Requirements for innate immune pathways in environmentally induced autoimmunity

Abstract

There is substantial evidence that environmental triggers in combination with genetic and stochastic factors play an important role in spontaneous autoimmune disease. Although the specific environmental agents and how they promote autoimmunity remain largely unknown, in part because of diverse etiologies, environmentally induced autoimmune models can provide insights into potential mechanisms. Studies of idiopathic and environmentally induced systemic autoimmunity show that they are mediated by common adaptive immune response genes. By contrast, although the innate immune system is indispensable for autoimmunity, there are clear differences in the molecular and cellular innate components that mediate specific systemic autoimmune diseases, suggesting distinct autoimmune-promoting pathways. Some of these differences may be related to the bifurcation of toll-like receptor signaling that distinguishes interferon regulatory factor 7-mediated type I interferon production from nuclear factor-κB-driven proinflammatory cytokine expression. Accordingly, idiopathic and pristane-induced systemic autoimmunity require both type I interferon and proinflammatory cytokines whereas the less aggressive mercury-induced autoimmunity, although dependent on nucleic acid-binding toll-like receptors, does not require type I interferon but needs proinflammatory cytokines.

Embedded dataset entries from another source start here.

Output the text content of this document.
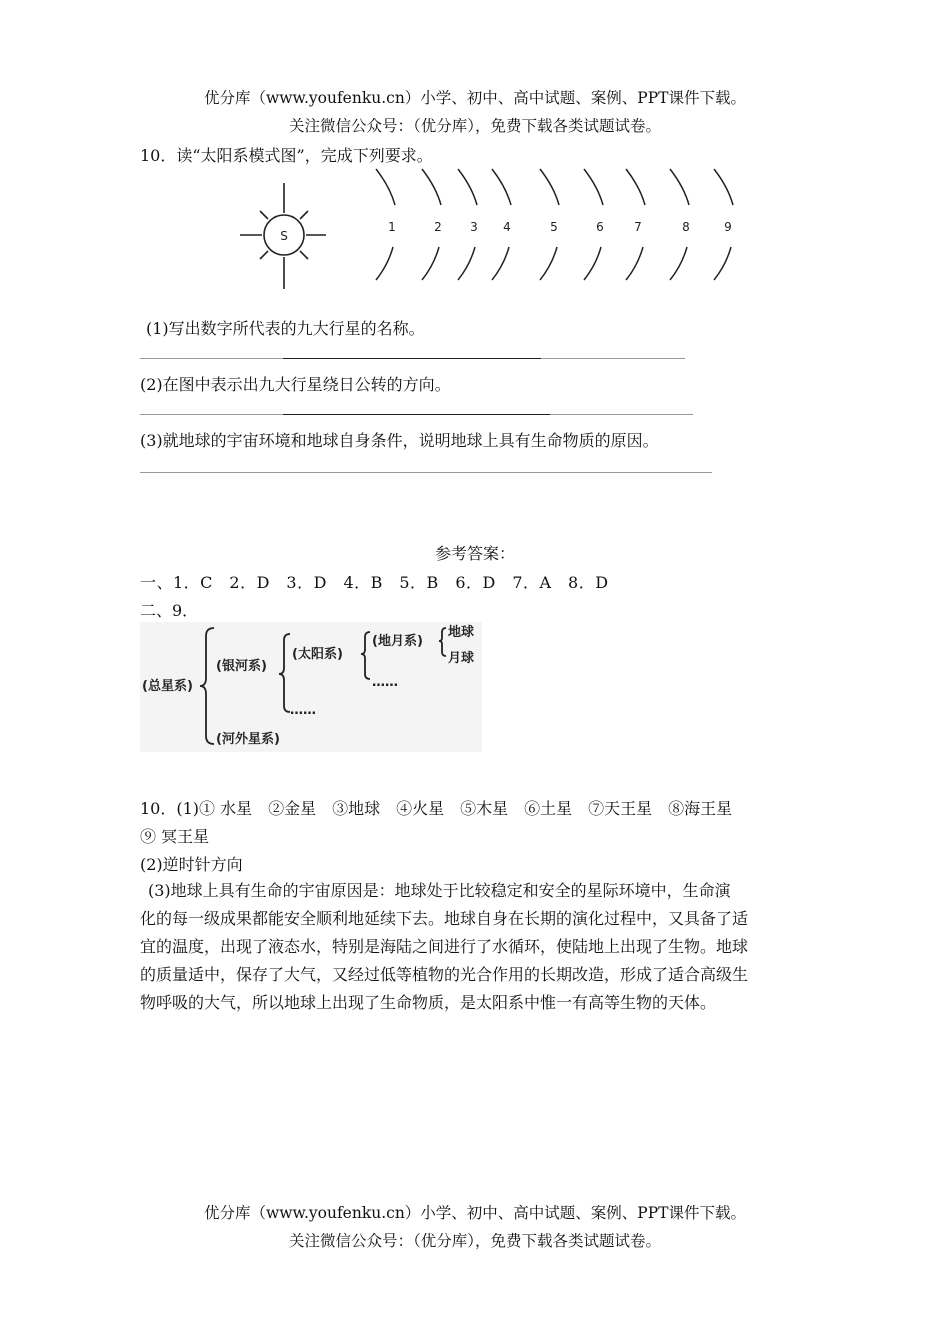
优分库（www.youfenku.cn）小学、初中、高中试题、案例、PPT课件下载。
关注微信公众号：（优分库），免费下载各类试题试卷。
10．读“太阳系模式图”，完成下列要求。
S
1	2 3 4	5	6	7	8	9
(1)写出数字所代表的九大行星的名称。
(2)在图中表示出九大行星绕日公转的方向。
(3)就地球的宇宙环境和地球自身条件，说明地球上具有生命物质的原因。
参考答案：
一、1．C　2．D　3．D　4．B　5．B　6．D　7．A　8．D
二、9．
(总星系)
(银河系)
(河外星系)
(太阳系)
……
(地月系)
……
地球
月球
10．(1)① 水星　②金星　③地球　④火星　⑤木星　⑥土星　⑦天王星　⑧海王星
⑨ 冥王星
(2)逆时针方向
(3)地球上具有生命的宇宙原因是：地球处于比较稳定和安全的星际环境中，生命演
化的每一级成果都能安全顺利地延续下去。地球自身在长期的演化过程中，又具备了适
宜的温度，出现了液态水，特别是海陆之间进行了水循环，使陆地上出现了生物。地球
的质量适中，保存了大气，又经过低等植物的光合作用的长期改造，形成了适合高级生
物呼吸的大气，所以地球上出现了生命物质，是太阳系中惟一有高等生物的天体。
优分库（www.youfenku.cn）小学、初中、高中试题、案例、PPT课件下载。
关注微信公众号：（优分库），免费下载各类试题试卷。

Scavenger receptors and the inflammasome may contribute to silica-induced autoimmunity. Greater understanding of the innate mechanisms responsible for idiopathic and environmentally induced autoimmunity should yield new information into the processes that instigate and drive systemic autoimmunity.

Figure 1

Innate immune mechanisms contributing to environmentally induced autoimmunity. The toxic response to environmental agents results in self nucleic acid/protein complexes that may become ligands for endosomal TLRs via scavenger receptors, particularly in macrophages. UNC93B1-mediated trafficking of endosomal TLRs leads first to VAMP3+ early endosomes, where signaling results in NF-κB activation and proinflammatory cytokine production. TLRs, again in concert with Unc93b1, also traffic to LAMP2+ LROs where IRF7 is activated to stimulate type I IFN expression. Lipid bodies, which contain components of the TLR signaling complex, may contribute to type I IFN particularly in pDCs. Activation of IRF5 in complex with TRAF6 can lead to proinflammatory cytokine production. NF-κB-mediated proinflammatory cytokine production may be augmented by release of constitutively expressed IL-1α from dead and dying cells. IL-1α may also contribute to adaptive immunity via differentiation and expansion of CD4+ T cells and enhanced expression of IFN-γ-stimulated genes such as IRF1. The large box signifies signaling events in innate immune responses that may occur in one or more cell types. Steps required for mHgIA are shown in rectangles with a thick black line while those not required are shown by ovals with a broken line. Steps required for pristane-induced autoimmunity include those leading to type I IFN and proinflammatory cytokine production and may also include pathways involving IL-1α, particularly IL-1α-driven NF-κB activation. AP-3, adaptor protein complex 3; Hg, mercury; IFN, interferon; IFNAR, type I IFN receptor; IL, interleukin; IRF, interferon regulatory factors; LAMP2, lysosome-associated membrane protein 2; LRO, lysosome-related organelle; NF, nuclear factor; Si, silica; Th1, T helper type 1; TLR, Toll-like receptor; TNF, tumor necrosis factor; TRAF6, TNF receptor associated factor 6; UNC93B1, Unc-93 homolog B1; VAMP3, vesicle-associated membrane protein 3.